Em 2024, a Associação Quebrar o Silêncio recebeu mais 160 novos pedidos de apoio. Dos novos pedidos, 112 foram provenientes das vítimas e outros 50 da parte de familiares e amigos.
As vítimas têm, em média, 31 anos e mais de 90% relata que conhece o agressor, que é quase sempre um homem. “Não é um estranho com ar suspeito que está numa esquina à espera da vítima. São as pessoas da própria família, são os amigos, são colegas, são pessoas próximas da vítima e isto é fundamental as pessoas reconhecerem”, disse à Lusa Ângelo Fernandes, diretor-executivo da associação.

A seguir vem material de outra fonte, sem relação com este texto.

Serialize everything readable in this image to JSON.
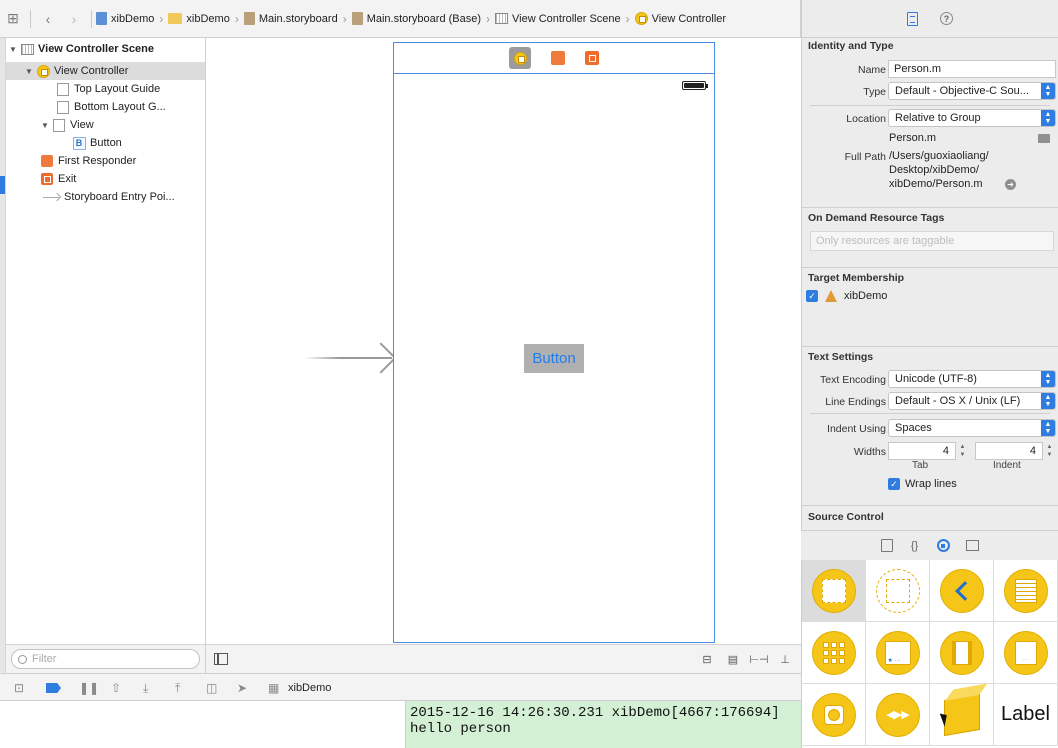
{
  "jumpbar": {
    "crumbs": [
      {
        "label": "xibDemo",
        "icon": "project-icon"
      },
      {
        "label": "xibDemo",
        "icon": "folder-icon"
      },
      {
        "label": "Main.storyboard",
        "icon": "storyboard-icon"
      },
      {
        "label": "Main.storyboard (Base)",
        "icon": "storyboard-icon"
      },
      {
        "label": "View Controller Scene",
        "icon": "scene-icon"
      },
      {
        "label": "View Controller",
        "icon": "view-controller-icon"
      }
    ]
  },
  "outline": {
    "items": [
      {
        "label": "View Controller Scene"
      },
      {
        "label": "View Controller"
      },
      {
        "label": "Top Layout Guide"
      },
      {
        "label": "Bottom Layout G..."
      },
      {
        "label": "View"
      },
      {
        "label": "Button"
      },
      {
        "label": "First Responder"
      },
      {
        "label": "Exit"
      },
      {
        "label": "Storyboard Entry Poi..."
      }
    ],
    "filter_placeholder": "Filter"
  },
  "canvas": {
    "button_label": "Button"
  },
  "debug": {
    "target": "xibDemo"
  },
  "console": {
    "lines": [
      "2015-12-16 14:26:30.231 xibDemo[4667:176694]",
      "hello person"
    ]
  },
  "inspector": {
    "identity": {
      "title": "Identity and Type",
      "name_label": "Name",
      "name_value": "Person.m",
      "type_label": "Type",
      "type_value": "Default - Objective-C Sou...",
      "location_label": "Location",
      "location_value": "Relative to Group",
      "filename": "Person.m",
      "fullpath_label": "Full Path",
      "fullpath_lines": [
        "/Users/guoxiaoliang/",
        "Desktop/xibDemo/",
        "xibDemo/Person.m"
      ]
    },
    "tags": {
      "title": "On Demand Resource Tags",
      "placeholder": "Only resources are taggable"
    },
    "target": {
      "title": "Target Membership",
      "item": "xibDemo"
    },
    "text_settings": {
      "title": "Text Settings",
      "encoding_label": "Text Encoding",
      "encoding_value": "Unicode (UTF-8)",
      "endings_label": "Line Endings",
      "endings_value": "Default - OS X / Unix (LF)",
      "indent_label": "Indent Using",
      "indent_value": "Spaces",
      "widths_label": "Widths",
      "tab_value": "4",
      "indent_width_value": "4",
      "tab_caption": "Tab",
      "indent_caption": "Indent",
      "wrap_label": "Wrap lines"
    },
    "source_control": {
      "title": "Source Control"
    }
  },
  "library": {
    "label_item": "Label"
  },
  "colors": {
    "accent": "#2f7de0",
    "console_bg": "#d3efd4",
    "object_yellow": "#f5c518"
  }
}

Os pedidos de apoio, “a esmagadora maioria”, chegam por e-mail, “porque se sentem mais seguros do que ligar. E temos homens que nos dizem que demoram seis meses a escrever o e-mail, ou seja, guardam-no nos rascunhos ou apagam, voltam a escrever”.
Segundo o responsável, a associação registou, em 2024, uma diminuição média de idade de quem pede ajuda. Nos primeiros sete anos, os homens que recorreram à Quebrar o Silêncio tinham entre 37 e 38 anos, uma média que baixou no ano passado.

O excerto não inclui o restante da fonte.